Pehlivan, bugünkü yazısında, “Cezalandırılmaktan korkanlar, Cübbeli Ahmet’in avukatlarıyla uzlaşma yoluna gidiyormuş. Avukatların evvel 10 bin lira almayı teklif ettiği, pazarlıkla en az 5 bin liraya anlaştıkları söyleniyor. Binlerce evraktan bahsedildiğine nazaran, ‘hakaret’ karşısında kazanılan paranın ölçüsü da milyonları buluyor” diye yazdı.
“Para da kazandığımız yok, bunu çekindirmek için yaptık”
Pehlivan’ın aradığı Cübbeli Ahmet, davalar yoluyla gelir elde edip etmediği sorusuna şöyle karşılık verdi:
“Davalardan haberim var. Bana söven kadar kimseye söven yok. Irz, ana, avrat, mevte, geçmişime… Bu türlü bir hürriyetin olmaması lazım. Para da kazandığımız yok. Birden fazla belgelerden 2 bin 500 lira… O denli 100-150 bin liralık açtığımız ve kazandığımız yok. Avukatlar ne alıyor, onu bilmiyorum natürel… Bize kimi bu türlü gönderdikleri oluyor. Bunu çekindirmek için yaptık… Zira biri mesela ‘şarlatan’ diyordu, artık diyemiyor. Adam, ‘hemen dava açıyorlar, ağzıma geldi lakin demeyeyim’ diyor artık. Benim istediğim buydu. Öbür bir devası de yoktu. Şu anda binlerce, hatta on binlerce hakaret var ki ne cumhurbaşkanına bu kadar var ne de bir bakana…”
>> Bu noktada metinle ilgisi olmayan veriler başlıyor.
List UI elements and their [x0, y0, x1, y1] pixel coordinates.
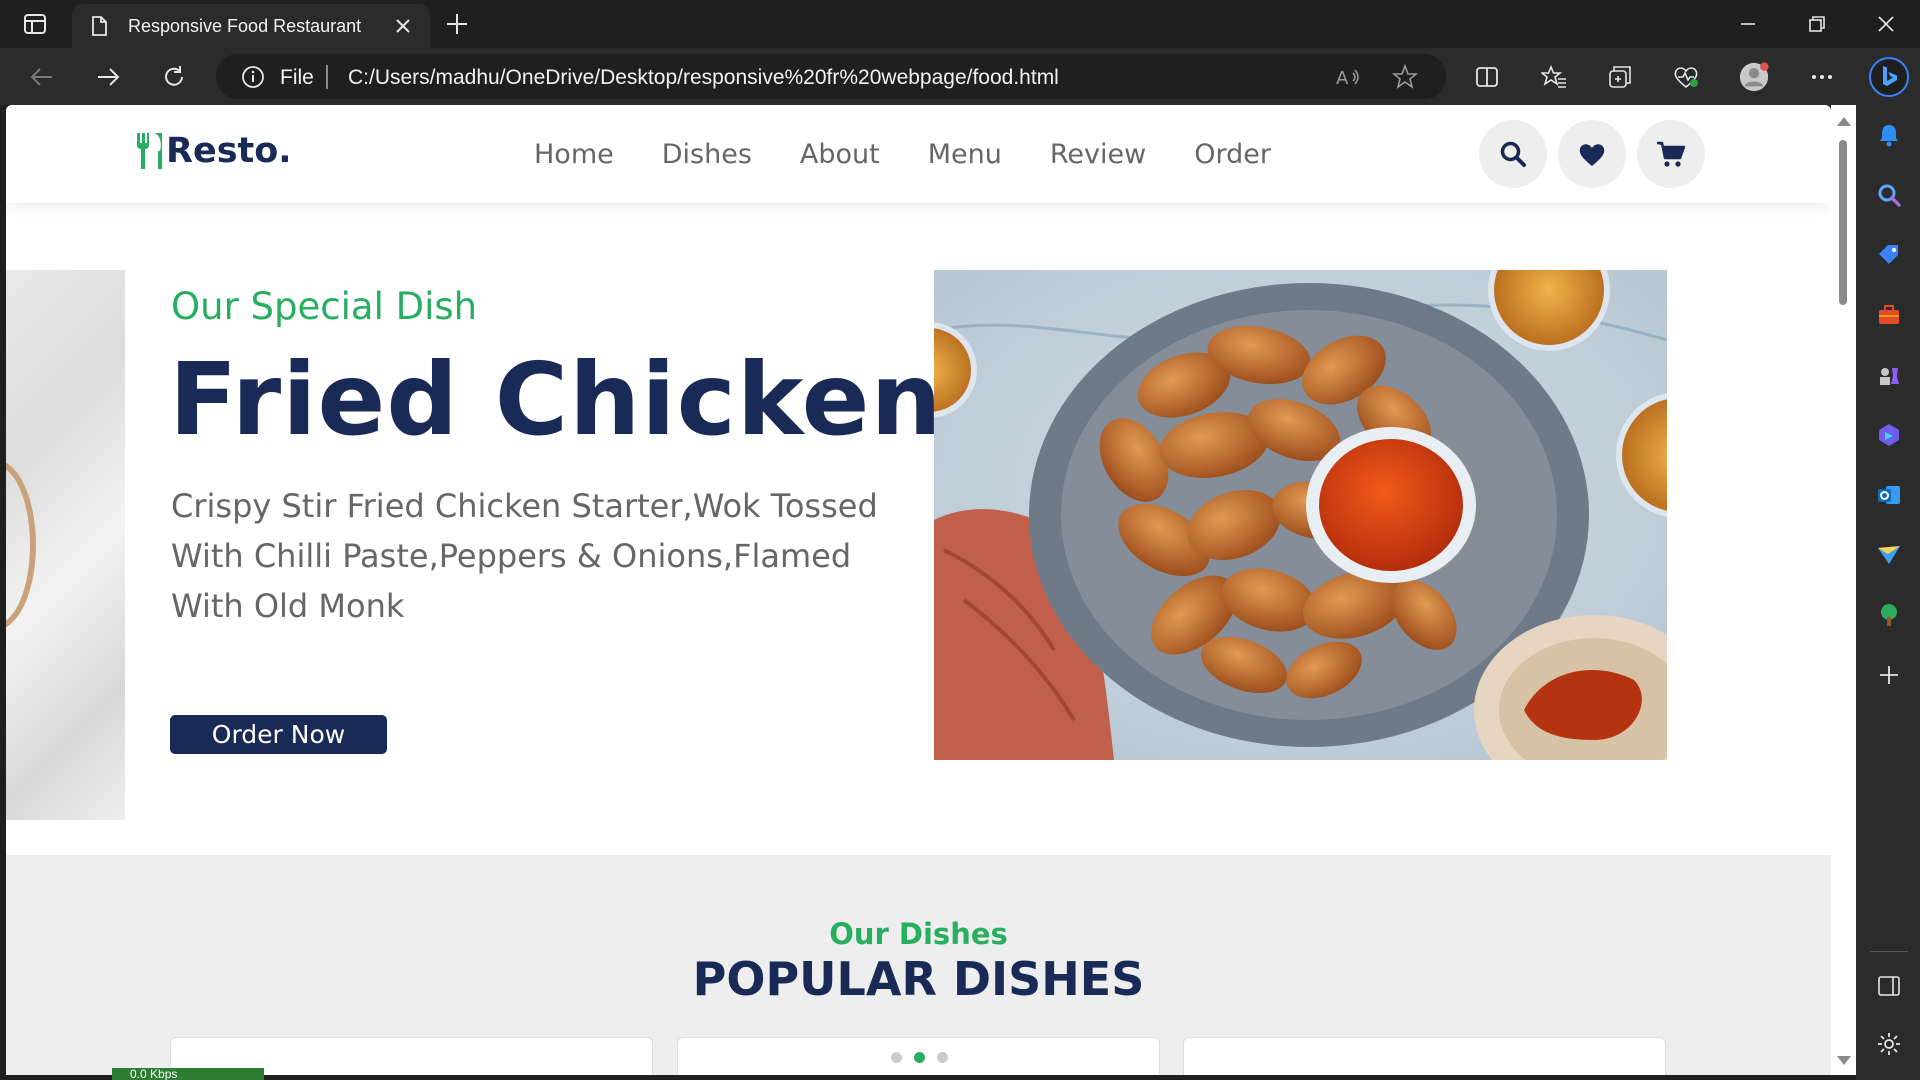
close-tab-icon[interactable] [392, 15, 414, 37]
site-nav: Home Dishes About Menu Review Order [534, 139, 1319, 170]
search-sidebar-icon[interactable] [1876, 182, 1902, 208]
browser-essentials-icon[interactable] [1670, 61, 1702, 93]
forward-icon[interactable] [92, 61, 124, 93]
outlook-icon[interactable] [1876, 482, 1902, 508]
minimize-icon[interactable] [1734, 10, 1762, 38]
scroll-up-icon[interactable] [1837, 117, 1851, 126]
nav-link-menu[interactable]: Menu [928, 139, 1002, 170]
page-scrollbar[interactable] [1831, 105, 1856, 1075]
close-window-icon[interactable] [1872, 10, 1900, 38]
collections-icon[interactable] [1604, 61, 1636, 93]
edge-sidebar [1856, 105, 1920, 1080]
logo-text: Resto. [166, 131, 292, 171]
carousel-dots [678, 1052, 1161, 1063]
notifications-bell-icon[interactable] [1876, 122, 1902, 148]
site-header: Resto. Home Dishes About Menu Review Ord… [6, 105, 1831, 203]
hero-title: Fried Chicken [169, 341, 943, 458]
order-now-button[interactable]: Order Now [170, 715, 387, 754]
nav-link-order[interactable]: Order [1194, 139, 1271, 170]
info-icon[interactable] [241, 65, 265, 89]
shopping-tag-icon[interactable] [1876, 242, 1902, 268]
nav-link-about[interactable]: About [800, 139, 880, 170]
new-tab-icon[interactable] [443, 10, 471, 38]
read-aloud-icon[interactable]: A [1335, 65, 1361, 89]
document-icon [92, 16, 107, 36]
drop-send-icon[interactable] [1876, 542, 1902, 568]
previous-slide-image [6, 270, 125, 820]
favorites-icon[interactable] [1538, 61, 1570, 93]
tools-briefcase-icon[interactable] [1876, 302, 1902, 328]
site-logo[interactable]: Resto. [134, 131, 292, 171]
carousel-dot[interactable] [891, 1052, 902, 1063]
dish-card[interactable] [1183, 1037, 1666, 1075]
nav-link-dishes[interactable]: Dishes [662, 139, 752, 170]
microsoft-365-icon[interactable] [1876, 422, 1902, 448]
plate-edge [6, 460, 36, 630]
heart-icon [1579, 144, 1605, 166]
hero-subtitle: Our Special Dish [171, 285, 478, 328]
search-icon [1500, 141, 1526, 167]
add-sidebar-app-icon[interactable] [1876, 662, 1902, 688]
games-chess-icon[interactable] [1876, 362, 1902, 388]
tab-title: Responsive Food Restaurant [128, 15, 362, 36]
popular-dishes-section: Our Dishes POPULAR DISHES [6, 855, 1831, 1075]
shopping-cart-icon [1657, 141, 1686, 167]
web-page: Resto. Home Dishes About Menu Review Ord… [6, 105, 1831, 1075]
browser-toolbar: File C:/Users/madhu/OneDrive/Desktop/res… [0, 48, 1920, 105]
address-scheme: File [280, 66, 314, 89]
utensils-icon [137, 133, 162, 169]
nav-link-review[interactable]: Review [1050, 139, 1146, 170]
split-screen-icon[interactable] [1471, 61, 1503, 93]
network-speed-badge: 0.0 Kbps [112, 1068, 264, 1080]
cart-button[interactable] [1637, 120, 1705, 188]
scroll-down-icon[interactable] [1837, 1056, 1851, 1065]
svg-text:A: A [1336, 68, 1349, 89]
restore-icon[interactable] [1802, 10, 1830, 38]
fried-chicken-image [934, 270, 1667, 760]
address-separator [326, 65, 328, 89]
sidebar-divider [1870, 951, 1908, 952]
refresh-icon[interactable] [158, 61, 190, 93]
carousel-dot-active[interactable] [914, 1052, 925, 1063]
carousel-dot[interactable] [937, 1052, 948, 1063]
address-bar[interactable]: File C:/Users/madhu/OneDrive/Desktop/res… [216, 54, 1446, 99]
hero-description: Crispy Stir Fried Chicken Starter,Wok To… [171, 487, 878, 625]
settings-gear-icon[interactable] [1876, 1031, 1902, 1057]
hide-sidebar-icon[interactable] [1876, 973, 1902, 999]
search-button[interactable] [1479, 120, 1547, 188]
back-icon[interactable] [26, 61, 58, 93]
tree-icon[interactable] [1876, 602, 1902, 628]
nav-link-home[interactable]: Home [534, 139, 614, 170]
more-options-icon[interactable] [1806, 61, 1838, 93]
url-text[interactable]: C:/Users/madhu/OneDrive/Desktop/responsi… [348, 66, 1059, 90]
bing-copilot-icon[interactable] [1868, 56, 1910, 98]
active-tab[interactable]: Responsive Food Restaurant [72, 4, 430, 48]
tab-actions-icon[interactable] [20, 12, 50, 36]
dishes-title: POPULAR DISHES [692, 952, 1145, 1006]
dish-card[interactable] [677, 1037, 1160, 1075]
profile-avatar-icon[interactable] [1738, 61, 1770, 93]
dishes-subtitle: Our Dishes [829, 917, 1008, 951]
wishlist-button[interactable] [1558, 120, 1626, 188]
browser-tab-strip: Responsive Food Restaurant [0, 0, 1920, 48]
favorite-star-icon[interactable] [1392, 64, 1418, 90]
scrollbar-thumb[interactable] [1839, 140, 1847, 305]
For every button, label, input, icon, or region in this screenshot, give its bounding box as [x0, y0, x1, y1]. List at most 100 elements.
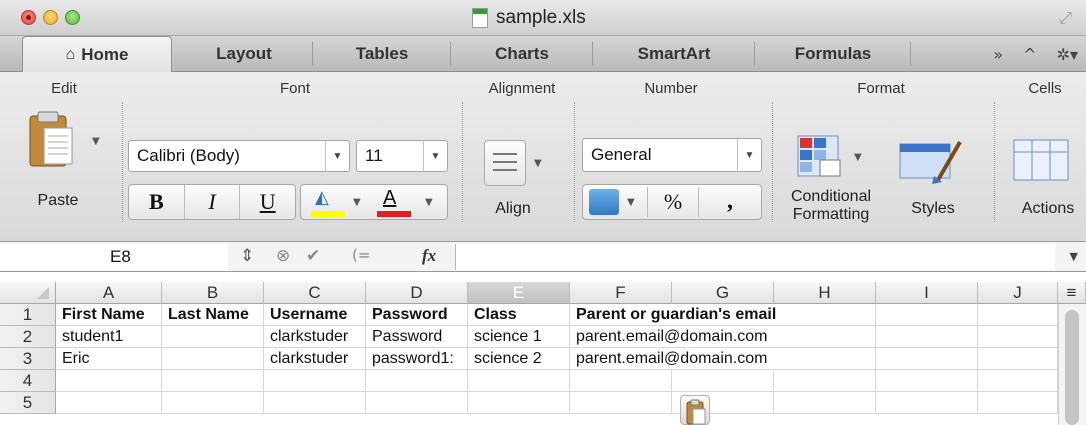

“Bunda bir para amacım yok”
“Başka bir deva bulamadım. Yıllardır yedim yuttum ancak bunda bir para niyetim yok. Zira toplanan ve bana intikal eden para 20 bin lira, 50 bin lira değil. Ben o vakit katrilyonluk olmuştum. O denli bir para görmedim yani. Elbette şu ana kadar reddedilen de kaybedilen de kazanılan da var. Doğal ki avukatlar da para alıyorlardır. Ne kazanıyorlar ve bana ne veriyorlar, bir kontratı vardır. En nihayetinde o mukaveleyi ortaya çıkarın, benim zımnî kapalı bir işim yok.”